Background: Little is known about the incorporation of breast cancer risk reduction therapies into clinical practice.
Methods: We assessed factors related to physicians' performance of breast cancer risk reduction practices through a self-administered survey. Subjects were California physicians in family medicine, internal medicine, or obstetrics/gynecology, identified through the AMA Masterfile. Physicians reported their breast cancer risk reduction practices (initiating patient counseling, referring patients for genetic evaluation, and prescribing tamoxifen or raloxifene) as well as barriers to counseling.

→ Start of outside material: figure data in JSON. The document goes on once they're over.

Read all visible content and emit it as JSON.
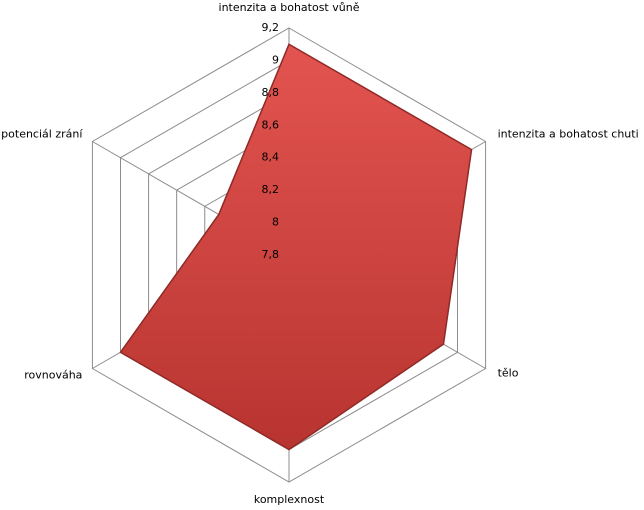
{
  "chart_data": {
    "type": "radar",
    "categories": [
      "intenzita a bohatost  vůně",
      "intenzita a bohatost  chuti",
      "tělo",
      "komplexnost",
      "rovnováha",
      "potenciál zrání"
    ],
    "values": [
      9.1,
      9.1,
      8.9,
      9.0,
      9.0,
      8.3
    ],
    "color": "#d4403c",
    "ylim": [
      7.8,
      9.2
    ],
    "yticks": [
      {
        "value": 7.8,
        "label": "7,8"
      },
      {
        "value": 8,
        "label": "8"
      },
      {
        "value": 8.2,
        "label": "8,2"
      },
      {
        "value": 8.4,
        "label": "8,4"
      },
      {
        "value": 8.6,
        "label": "8,6"
      },
      {
        "value": 8.8,
        "label": "8,8"
      },
      {
        "value": 9,
        "label": "9"
      },
      {
        "value": 9.2,
        "label": "9,2"
      }
    ],
    "grid": true
  }
}
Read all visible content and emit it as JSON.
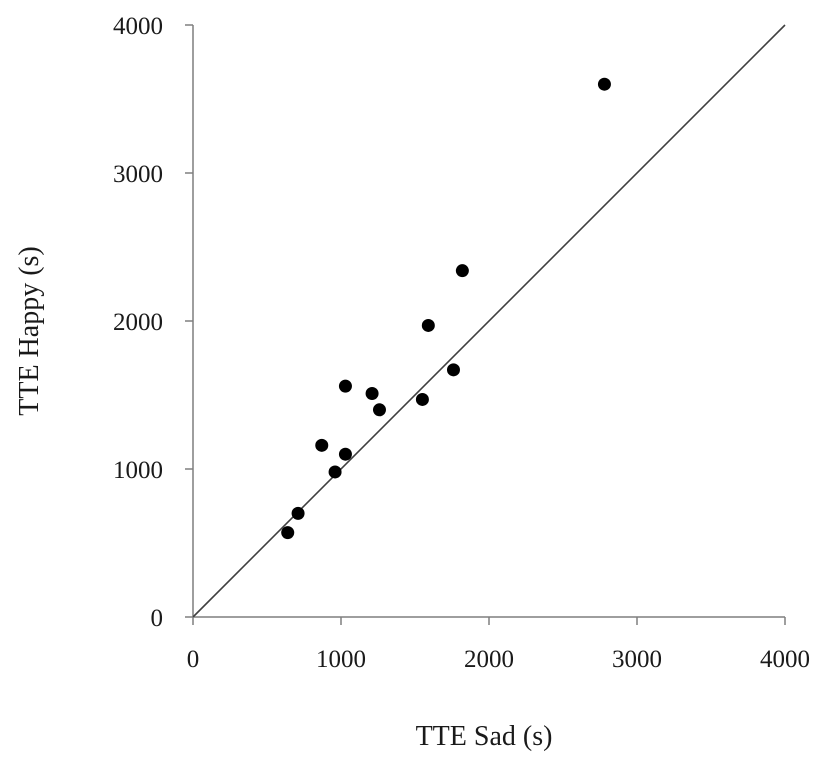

Results: Of 1647 eligible physicians, 822 responded. Eighty-six percent reported initiating counseling, 45% referred a patient for genetic evaluation, 31% prescribed raloxifene, and 11% prescribed tamoxifen for breast cancer prevention in the past year. The leading frequent barriers to counseling were "not enough time" (40.3%) and "insufficiently informed about risk reduction options" (19.1%). Multivariate analysis showed that a training and role factors scale was negatively associated with all risk reduction practices, and number of breast cancer diagnoses per year was positively associated with referring for genetic evaluation and prescribing chemoprevention.
Conclusions: Physicians in primary care specialties report participation in several breast cancer risk reduction activities. Issues related to physician training and role in risk reduction affect the implementation of these practices.